RGA
Super Member
I had an AudioNote Dac 1.x for years. The impedance issues with solid state are real. But in a sympathetic tube-based system it was very nice. That said, there wasn't a ton of difference between it and my Sony SCD777ES, when the later was using using the non-oversampling output filter option. The more expensive Audio Note dacs are very, very good, but tend to be used with SET amps and high efficiency speakers, so it's hard to get an apples to apples comparison, unless you have similar tastes in system building.
I haven't listened to expensive DACs in years; my two favorites - last auditioned a decade ago - where the Sonic Frontiers Dac 1 and the Audio Aero dac - both used tube output output stages, but "modern" chipsets. Both turn up on Audiogon periodically.
This thread is several years old, but you have largely hit the nail on the head. System Synergy and it is my view that you're far better off listening to complete systems - finding ones that stand against everything else - then buy the entire system. I have heard all of my speakers on different gear and get strikingly different (good bad and atrocious) depending.

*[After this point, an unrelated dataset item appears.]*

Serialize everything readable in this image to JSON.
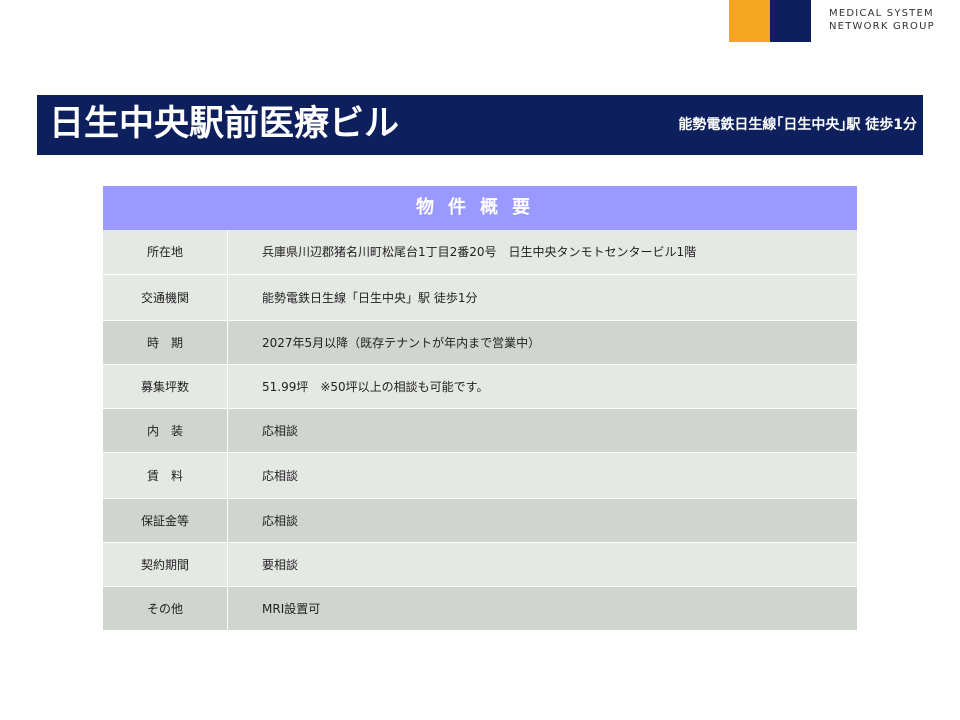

I am building an all Audio Note system so the DAC 3.1x Balanced makes more sense for a buyer like myself than just a standard one size fits all decision. The reason for this is the same designers design the DAC and the transport and the amplifiers and the speakers - and they use the same parts and overall design theory throughout. A non oversampling, non error correcting DAC for example is an analogous design as their SET amplifiers. SET amps have no global feedback (thus no active error correction). So in theory you have a CD player that reads the disc once only - does nothing to that signal - no noise shaping or processing and sends that one read to the R2R Ladder DAC and that's it. The SET amp does the same takes a signal makes it louder and doesn't correct anything and then feed it back through the circuits. Their speakers are similar as well in that they don't attempt to store sound in the box but to release the energy as fast as possible with the notion that it can be released fast enough to not smear the sound. Whereas a heavily damped cabinet that most of the rest of the industry utilizes stores unwanted energy in the box to linger - usually creating a more boxy and less lively presentation - and even the turntables and arms are of the release energy down the arm and out of the chassis with light platters over very heavy energy storing platters.

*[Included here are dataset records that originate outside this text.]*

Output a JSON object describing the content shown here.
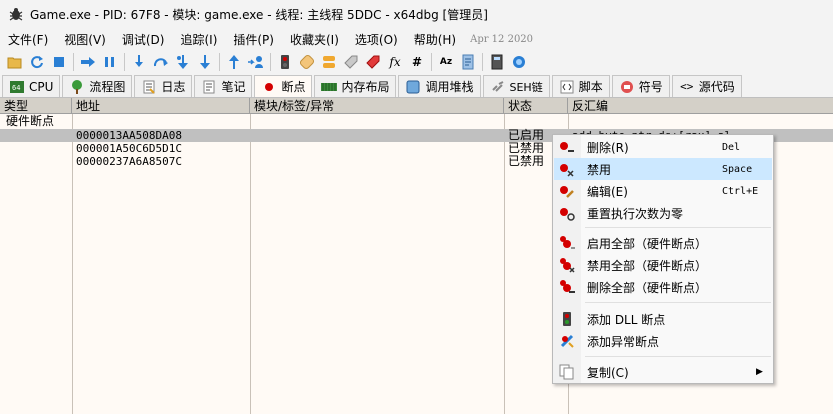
{
  "window": {
    "title": "Game.exe - PID: 67F8 - 模块: game.exe - 线程: 主线程 5DDC - x64dbg [管理员]"
  },
  "menu": {
    "items": [
      "文件(F)",
      "视图(V)",
      "调试(D)",
      "追踪(I)",
      "插件(P)",
      "收藏夹(I)",
      "选项(O)",
      "帮助(H)"
    ],
    "date": "Apr 12 2020"
  },
  "toolbar": {
    "icons": [
      "open-icon",
      "restart-icon",
      "stop-icon",
      "run-icon",
      "pause-icon",
      "step-into-icon",
      "step-over-icon",
      "trace-into-icon",
      "trace-over-icon",
      "run-to-user-icon",
      "animate-icon",
      "scylla-icon",
      "patch-icon",
      "comment-icon",
      "label-icon",
      "bookmark-icon",
      "function-icon",
      "hash-icon",
      "font-icon",
      "script-icon",
      "calculator-icon",
      "help-icon"
    ],
    "fx_label": "fx",
    "hash_label": "#",
    "font_label": "Az"
  },
  "tabs": [
    {
      "label": "CPU",
      "icon": "cpu-icon",
      "active": false
    },
    {
      "label": "流程图",
      "icon": "graph-icon",
      "active": false
    },
    {
      "label": "日志",
      "icon": "log-icon",
      "active": false
    },
    {
      "label": "笔记",
      "icon": "notes-icon",
      "active": false
    },
    {
      "label": "断点",
      "icon": "breakpoint-icon",
      "active": true
    },
    {
      "label": "内存布局",
      "icon": "memory-map-icon",
      "active": false
    },
    {
      "label": "调用堆栈",
      "icon": "call-stack-icon",
      "active": false
    },
    {
      "label": "SEH链",
      "icon": "seh-icon",
      "active": false
    },
    {
      "label": "脚本",
      "icon": "script-icon",
      "active": false
    },
    {
      "label": "符号",
      "icon": "symbols-icon",
      "active": false
    },
    {
      "label": "源代码",
      "icon": "source-icon",
      "active": false
    }
  ],
  "table": {
    "columns": [
      "类型",
      "地址",
      "模块/标签/异常",
      "状态",
      "反汇编"
    ],
    "group": "硬件断点",
    "rows": [
      {
        "address": "0000013AA508DA08",
        "status": "已启用",
        "disasm": "add byte ptr ds:[rax],al",
        "selected": true
      },
      {
        "address": "000001A50C6D5D1C",
        "status": "已禁用",
        "disasm": "",
        "selected": false
      },
      {
        "address": "00000237A6A8507C",
        "status": "已禁用",
        "disasm": "",
        "selected": false
      }
    ]
  },
  "context_menu": {
    "items": [
      {
        "label": "删除(R)",
        "shortcut": "Del",
        "icon": "delete-bp-icon"
      },
      {
        "label": "禁用",
        "shortcut": "Space",
        "icon": "disable-bp-icon",
        "highlighted": true
      },
      {
        "label": "编辑(E)",
        "shortcut": "Ctrl+E",
        "icon": "edit-bp-icon"
      },
      {
        "label": "重置执行次数为零",
        "shortcut": "",
        "icon": "reset-hit-icon"
      },
      {
        "label": "启用全部（硬件断点）",
        "shortcut": "",
        "icon": "enable-all-icon"
      },
      {
        "label": "禁用全部（硬件断点）",
        "shortcut": "",
        "icon": "disable-all-icon"
      },
      {
        "label": "删除全部（硬件断点）",
        "shortcut": "",
        "icon": "delete-all-icon"
      },
      {
        "label": "添加 DLL 断点",
        "shortcut": "",
        "icon": "dll-bp-icon"
      },
      {
        "label": "添加异常断点",
        "shortcut": "",
        "icon": "exception-bp-icon"
      },
      {
        "label": "复制(C)",
        "shortcut": "",
        "icon": "copy-icon",
        "submenu": true
      }
    ]
  },
  "colors": {
    "accent": "#cce8ff",
    "bp_red": "#d40000",
    "selection": "#c0c0c0"
  }
}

This isn't to say the total opposite to the above can't work - but it's generally easier to not be forcing square pegs down round holes. In an AN system the AN digital makes a bunch of sense - and they MAY work well in other systems - but they were not intended for those and I've heard them sound rather not good in non AN systems. There is a certain logic if the preamp and amp use Silver Litz wiring and black gate caps and AN's own hand made transformers resisters and caps that the CD player/transport/DAC are also using those exact same wires, caps, resisters and transformers. And if the speaker's voice coil is also wound with the same silver wire and caps are also the same. But let's face it most of us can't afford to do all this stuff.
Still I think it's a pretty good plan to keep things together that make some sense - if you like SET amps you buy speakers designed for them - big ole horns or single drivers - not Apogee Scintilla or most 5 driver floorstanders with 84dB sensitivity and 2 ohm loads.
The nice thing about the 502CA is that it has both SS and Tube selection at the press of a button that can be changed during play. So in a certain respect it is more adaptable to a lot of different stereo systems. In mine however it is tube all the way and unless it is to show people why tubes are awesome it's never going to put back into SS mode. HOWEVER, in a different set-up perhaps the SS mode will sound best - a lot of people prefer the SS mode of the MiniMax DAC in SS and disliked that unit's tube mode. So back to synergy.